Alex Barron – Housing Research Center: Okay, great. Thanks.
SP
Sheryl Palmer
Operator
Thank you.
OP
Operator
Operator
And we have a question from Jim Krapfel from Morningstar. Please go ahead.
Jim Krapfel – Morningstar: Hi, good afternoon. Thanks for taking my question.
SP
Sheryl Palmer
Operator
Sure, how are you Jim?
Jim Krapfel – Morningstar: Good, thanks. In your prepared remarks, you’ve mentioned your just-in-time development philosophy, I just like to hear you elaborate on that a little bit and what you see longer term in terms of your land purchase needs, maybe as a percent of land that you see under options and how much you would like to ultimately engage in from the permitting and the developments of land. Just can’t see how you approach the capital intensity of the homebuilding industry.
SP
Sheryl Palmer
Operator
Yes, and what was the first part of that question. Just in time development, thank you. Okay, on the first part of your question Jim, if you look back historically, I think builders got themselves in trouble in a couple of places, right. One would argue that there was a lot of land brought at the top of the market, and I think the other challenge that some builders had was – the paces were so strong and the development that got in front of builders put a lot of finished lots on the ground. So, we take that – we take both ends of the land equation quite seriously, and the teams have a significant rigor around their development strategy, and how many lots they put in front of the business, and they bring those request through our investment committee to make sure that we don’t ever end up in a place, you don’t want to run out of lots but we don’t want to have a two year supply of lots in front of the business. And because we have a longer land bank, we’re not trying to fill whole – we’re trying to purchase finished lot. So we just said it’s really a balancing act to make sure that we don’t get cut short but we don’t invest that capital quicker than we need to. When I look at our land purchase needs moving forward – as we’ve said, we expect in total between land and development to spend somewhere around $1.2 billion this year. One of the things that we are seeing this year and I think we’ve talked about it in prior quarters is, we are seeing the development side of our business ramp up compared to prior years given the amount of acquisition that we’ve done the last two or three years, we’re now actually investing to bring that to market. In addition, I would tell you that we will always look to optimize the deal structure and if options make sense, and we’re in a market where we can do that, that will always or seller financing, that will always be our priority. We’ve been averaging somewhere between 70%, 75% – around 25%, 30% controlled, to the extent that we can continue to control more as compared to own it, that would always be our first preference.

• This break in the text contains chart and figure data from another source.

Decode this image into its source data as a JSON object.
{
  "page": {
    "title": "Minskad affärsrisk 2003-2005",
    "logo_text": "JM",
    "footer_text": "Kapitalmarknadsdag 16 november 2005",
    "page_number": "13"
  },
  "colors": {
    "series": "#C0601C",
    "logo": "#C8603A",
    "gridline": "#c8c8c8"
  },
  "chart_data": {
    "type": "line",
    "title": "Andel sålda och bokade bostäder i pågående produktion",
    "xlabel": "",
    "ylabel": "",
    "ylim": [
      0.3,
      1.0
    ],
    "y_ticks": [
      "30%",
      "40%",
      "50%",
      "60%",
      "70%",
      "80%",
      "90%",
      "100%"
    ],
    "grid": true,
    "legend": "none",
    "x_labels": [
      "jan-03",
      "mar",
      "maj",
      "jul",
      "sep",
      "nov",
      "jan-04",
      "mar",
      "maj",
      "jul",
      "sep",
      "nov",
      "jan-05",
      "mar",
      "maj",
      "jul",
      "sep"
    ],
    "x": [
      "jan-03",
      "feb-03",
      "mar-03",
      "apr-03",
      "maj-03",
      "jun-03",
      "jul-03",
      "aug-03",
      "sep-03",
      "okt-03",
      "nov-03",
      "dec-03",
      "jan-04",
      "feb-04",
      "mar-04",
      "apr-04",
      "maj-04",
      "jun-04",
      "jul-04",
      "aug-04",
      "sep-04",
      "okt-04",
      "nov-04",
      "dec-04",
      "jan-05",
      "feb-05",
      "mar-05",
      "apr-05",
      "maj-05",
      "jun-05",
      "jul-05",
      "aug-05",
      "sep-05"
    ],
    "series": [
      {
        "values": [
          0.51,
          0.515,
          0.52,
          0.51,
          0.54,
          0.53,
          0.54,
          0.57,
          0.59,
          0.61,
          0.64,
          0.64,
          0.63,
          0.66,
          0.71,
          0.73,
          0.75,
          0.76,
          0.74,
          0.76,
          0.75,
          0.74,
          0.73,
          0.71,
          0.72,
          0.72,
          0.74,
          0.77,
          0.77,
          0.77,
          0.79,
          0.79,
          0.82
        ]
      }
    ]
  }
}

Jim Krapfel – Morningstar: Thank you, that’s very helpful.
SP
Sheryl Palmer
Operator
Thank you.
OP
Operator
Operator
We have no further questions at this time.
SP
Sheryl Palmer
Operator
Okay, thank you very much everyone today for joining our Q2 call. Have a wonderful evening.
OP
Operator
Operator
Thank you, ladies and gentlemen. This concludes today’s conference. Thank you for participating. You may now disconnect.